Crouching Tiger, hidden dragon is Taiwanese film director Ang Lee's first Chinese-language film in a while. It's set in 19th century China, with just enough western influence to make a westerner feel comfortable.

Li Mu Bai (Chow Yun-Fat) is a Wudan warrior, who decides to hang up his 400-year old jade-decorated sword, and retire from both the practice of law enforcement and the theory of Wudan meditation. He gives his female partner, Yu Shu Lien (Michelle Yeoh), his sword, to bring to Sir Te (Sihung Lung) in Beijing for safe keeping.

That night, the sword is stolen. Meanwhile, governor Yu and his family are staying with Sir Te. Their daughter Jen (Ziyi Zhang) will do anything to escape the marriage her parents have arranged for her. And if that were not enough, there's evidence that Jade Fox (Pei-pei Cheng), who poisoned Mu Bai's master, is somehow involved.

Crouching Tiger, Hidden Dragon is very much a martial arts film, and the action sequences are spectacular. The genre is more totally unrealistic than mildly unrealistic; Wudan adepts are capable (to various degrees) of running up walls and even flight. Ang Lee does an excellent job here, and the result is beautiful; there was applause for most of the sequences (I saw it at an open-air screening as part of the Jerusalem Film Festival 2000).

It's also a good movie plot-wise. I do find Ang Lee somewhat melodramatic (although his films aren't as bad as, say Raise the Red Lanterns), but Tiger, Dragon keeps the drama under fairly tight wraps. The film manages to show something of China, at least to someone who's never seen it. And there is fair discussion of the problems of integrating women in a men's world. The film will probably have a fair commercial run, and you should go see it.

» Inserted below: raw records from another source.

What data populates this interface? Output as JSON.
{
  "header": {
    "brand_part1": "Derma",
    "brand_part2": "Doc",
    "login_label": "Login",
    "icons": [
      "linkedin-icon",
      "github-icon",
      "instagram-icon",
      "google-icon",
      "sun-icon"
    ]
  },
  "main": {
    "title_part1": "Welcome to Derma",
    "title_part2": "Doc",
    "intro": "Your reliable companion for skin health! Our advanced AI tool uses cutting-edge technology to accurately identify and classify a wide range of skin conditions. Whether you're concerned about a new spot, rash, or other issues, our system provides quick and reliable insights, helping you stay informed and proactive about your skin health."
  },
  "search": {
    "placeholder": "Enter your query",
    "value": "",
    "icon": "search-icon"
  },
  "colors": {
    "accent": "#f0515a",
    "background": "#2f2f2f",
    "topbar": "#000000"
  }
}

The film is very westerner friendly, in spite of being in Mandarin and Cantonese (2 languages which aren't very common in Europe). There's one joke about the aristocratic accent which is impossible to miss. And by now even Keanu Reeves has done Kung Fu action (I believe with the same martial arts director as this film), so this should pose no special difficulties. It also looks very chinese; even the western desert and the camels in it look somehow different (and I saw it on the eastern end of another desert).

Crouching Tiger, Hidden Dragon is based on a book by Du Lu Wang.